Good thing we practice and work at it, right?
A good practice as well is to sing using only subharmonics. Here is a clip of me singing the G1 ending of Do Not Reject Me In My Old Age using subharmonics only. I multi-tracked this one and added reverb (dry recording on 2nd half of clip) to give it a more authentic feel. It is harder to do, but also more rewarding in that there are no breaks or shifts to worry about when only staying in subharmonics. Listen to both the reverb added and dry recording:
Multi-track of “Do Not Reject Me In My Old Age” – final ending: Reverb added from beginning to :31, dry recording from :34 to end.

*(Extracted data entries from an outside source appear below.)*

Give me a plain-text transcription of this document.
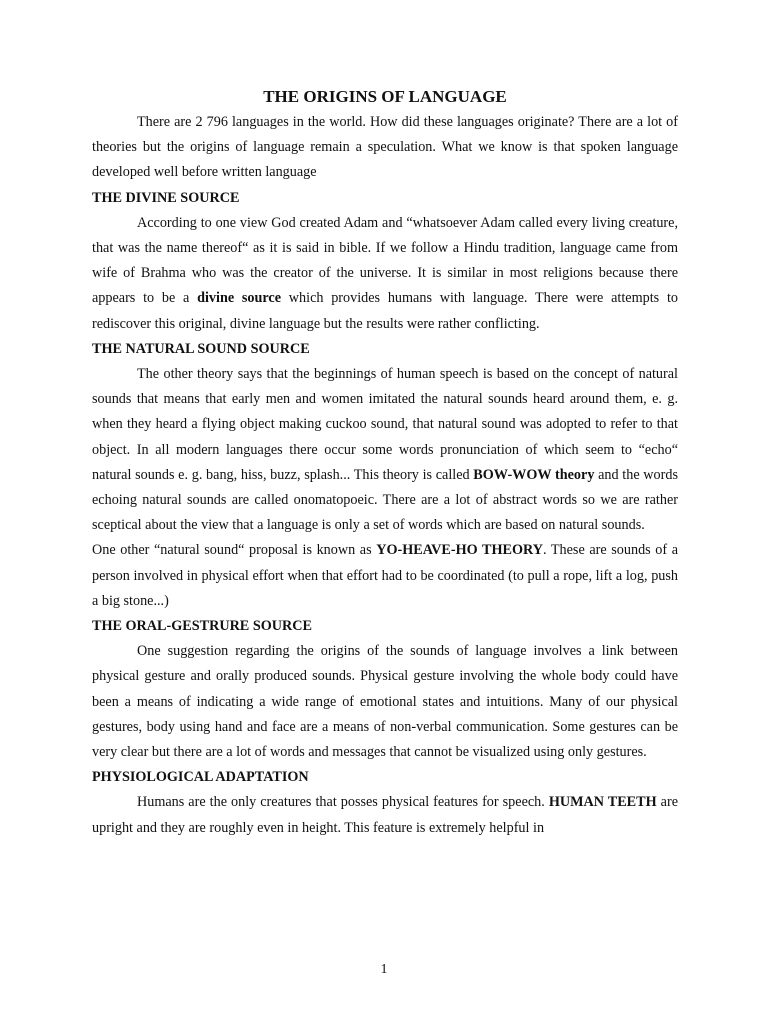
THE ORIGINS OF LANGUAGE

There are 2 796 languages in the world. How did these languages originate? There are a lot of theories but the origins of language remain a speculation. What we know is that spoken language developed well before written language

THE DIVINE SOURCE

According to one view God created Adam and “whatsoever Adam called every living creature, that was the name thereof“ as it is said in bible. If we follow a Hindu tradition, language came from wife of Brahma who was the creator of the universe. It is similar in most religions because there appears to be a divine source which provides humans with language. There were attempts to rediscover this original, divine language but the results were rather conflicting.

THE NATURAL SOUND SOURCE

The other theory says that the beginnings of human speech is based on the concept of natural sounds that means that early men and women imitated the natural sounds heard around them, e. g. when they heard a flying object making cuckoo sound, that natural sound was adopted to refer to that object. In all modern languages there occur some words pronunciation of which seem to “echo“ natural sounds e. g. bang, hiss, buzz, splash... This theory is called BOW-WOW theory and the words echoing natural sounds are called onomatopoeic. There are a lot of abstract words so we are rather sceptical about the view that a language is only a set of words which are based on natural sounds.

One other “natural sound“ proposal is known as YO-HEAVE-HO THEORY. These are sounds of a person involved in physical effort when that effort had to be coordinated (to pull a rope, lift a log, push a big stone...)

THE ORAL-GESTRURE SOURCE

One suggestion regarding the origins of the sounds of language involves a link between physical gesture and orally produced sounds. Physical gesture involving the whole body could have been a means of indicating a wide range of emotional states and intuitions. Many of our physical gestures, body using hand and face are a means of non-verbal communication. Some gestures can be very clear but there are a lot of words and messages that cannot be visualized using only gestures.

PHYSIOLOGICAL ADAPTATION

Humans are the only creatures that posses physical features for speech. HUMAN TEETH are upright and they are roughly even in height. This feature is extremely helpful in

1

As you work on your craft, find different rooms and places to work in – resonant spaces with copious amounts of reverb, dead/dry spaces, small rooms, big rooms, outdoors, stairwells, etc. Sing with the same sensation you would anywhere (healthy approach, dropping weight, focused, dark and bright, consistent, full, musical, and your vocal fold setting as it applies to subharmonics or modal). Basically, I am saying that all you should be changing is the setting of vocal folds (in this case, subharmonics or modal)- everything else should already be in alignment because of your proper, healthy approach to your voice.
Thanks for stopping by!
– Thou
when practicing subharmonics i feel like i am adding vocal fry down the octave, is this correct?